Effects of AAV-CREB-RNAi on BDNF levels in the NAc. A, Representation of localized GFP immunoreactivity in the NAc shell 1 month after AAV infusion (40 μm coronal section, 10×). B, Decrease in CREB immunoreactivity in the NAc shell 1 month after infusion of AAV-CREB-RNAi compared to AAV-scr-RNAi control (40×). C, Western blot of BDNF protein levels in the NAc shell and core 1 month after infusion of the AAV vectors in the NAc shell (n = 5/group). AAV-CREB-RNAi decreased BDNF levels compared to AAV-scr-RNAi controls by t test (*p < 0.05). D, Localization of NAc shell AAV infusion sites for animals tested in cocaine self-administration shown in Figure 6.

There was no effect of CREB-RNAi expression on stabilized levels of cocaine self-administration before fixed ratio dose–response testing (Fig. 6B), and all rats exhibited dose-dependent self-administration rates during dose–response testing (dose effect: F(4,144) = 2.3, p < 0.001, Fig. 6C).
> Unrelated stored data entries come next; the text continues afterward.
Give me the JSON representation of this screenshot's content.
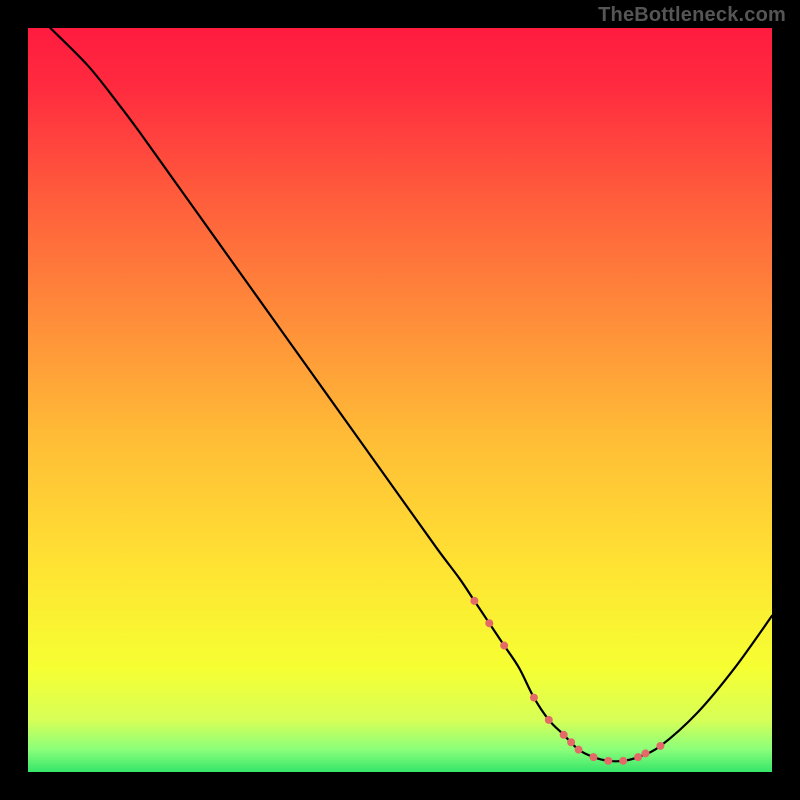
{
  "watermark": "TheBottleneck.com",
  "chart_data": {
    "type": "line",
    "title": "",
    "xlabel": "",
    "ylabel": "",
    "xlim": [
      0,
      100
    ],
    "ylim": [
      0,
      100
    ],
    "x": [
      3,
      8,
      12,
      15,
      20,
      25,
      30,
      35,
      40,
      45,
      50,
      55,
      58,
      60,
      62,
      64,
      66,
      68,
      70,
      72,
      74,
      76,
      78,
      80,
      82,
      85,
      90,
      95,
      100
    ],
    "values": [
      100,
      95,
      90,
      86,
      79,
      72,
      65,
      58,
      51,
      44,
      37,
      30,
      26,
      23,
      20,
      17,
      14,
      10,
      7,
      5,
      3,
      2,
      1.5,
      1.5,
      2,
      3.5,
      8,
      14,
      21
    ],
    "markers": {
      "x": [
        60,
        62,
        64,
        68,
        70,
        72,
        73,
        74,
        76,
        78,
        80,
        82,
        83,
        85
      ],
      "values": [
        23,
        20,
        17,
        10,
        7,
        5,
        4,
        3,
        2,
        1.5,
        1.5,
        2,
        2.5,
        3.5
      ],
      "lying_on_curve": true
    },
    "background": {
      "type": "vertical-gradient",
      "stops": [
        {
          "offset": 0.0,
          "color": "#ff1b3f"
        },
        {
          "offset": 0.08,
          "color": "#ff2b3f"
        },
        {
          "offset": 0.22,
          "color": "#ff5a3c"
        },
        {
          "offset": 0.38,
          "color": "#ff8a3a"
        },
        {
          "offset": 0.55,
          "color": "#ffbc36"
        },
        {
          "offset": 0.72,
          "color": "#ffe233"
        },
        {
          "offset": 0.86,
          "color": "#f6ff32"
        },
        {
          "offset": 0.93,
          "color": "#d7ff57"
        },
        {
          "offset": 0.97,
          "color": "#8aff7a"
        },
        {
          "offset": 1.0,
          "color": "#36e56a"
        }
      ]
    },
    "line_color": "#000000",
    "line_width": 2.2,
    "marker_color": "#e46a68",
    "marker_radius": 4
  }
}
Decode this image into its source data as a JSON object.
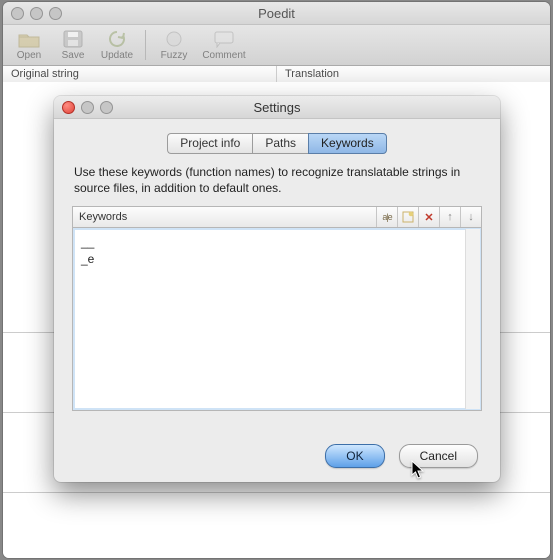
{
  "main_window": {
    "title": "Poedit",
    "toolbar": {
      "open": "Open",
      "save": "Save",
      "update": "Update",
      "fuzzy": "Fuzzy",
      "comment": "Comment"
    },
    "columns": {
      "original": "Original string",
      "translation": "Translation"
    }
  },
  "dialog": {
    "title": "Settings",
    "tabs": {
      "project_info": "Project info",
      "paths": "Paths",
      "keywords": "Keywords"
    },
    "active_tab": "keywords",
    "description": "Use these keywords (function names) to recognize translatable strings in source files, in addition to default ones.",
    "keywords_header": "Keywords",
    "keywords": [
      "__",
      "_e"
    ],
    "toolbar_icons": {
      "rename": "rename-icon",
      "new": "new-item-icon",
      "delete": "delete-icon",
      "move_up": "move-up-icon",
      "move_down": "move-down-icon"
    },
    "buttons": {
      "ok": "OK",
      "cancel": "Cancel"
    }
  }
}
However, AAV-CREB-RNAi-induced reductions in endogenous CREB in the NAc shell led to prominent alterations in the cocaine self-administration dose–response curve compared to control infusions with AAV-scr-RNAi (group effect: F(1,144) = 5.8, p < 0.05), primarily at the threshold dose of 0.03 mg/kg/injection compared to controls expressing scr-RNAi (**p < 0.01). These results indicate that a prolonged reduction in CREB levels in the NAc shell decreases sensitivity to cocaine reinforcement. Moreover, AAV-CREB-RNAi infusions produced a significant overall reduction in breakpoints for cessation of cocaine self-administration on the progressive ratio schedule (group effect: F(1,36) = 4.6, p < 0.05), and this was particularly evident at the higher cocaine injection dose (*p < 0.05, Fig. 6D), although all groups showed dose-dependent increases in breakpoints (dose effect: F(1,36) = 42.1, p < 0.001). These data indicate that loss of CREB in NAc shell neurons reduces the motivation for cocaine. This effect is illustrated in representative animals self-administering 0.75 mg/kg/injection cocaine, where a rat overexpressing AAV-CREB-RNAi reached a break point of only 95 lever-press responses/injection compared to 178 responses for a AAV-scr-RNAi infused control (Fig. 6E). Localization of NAc shell infusion sites for rats used in the behavioral analysis is shown (Fig. 5D).

Figure 6.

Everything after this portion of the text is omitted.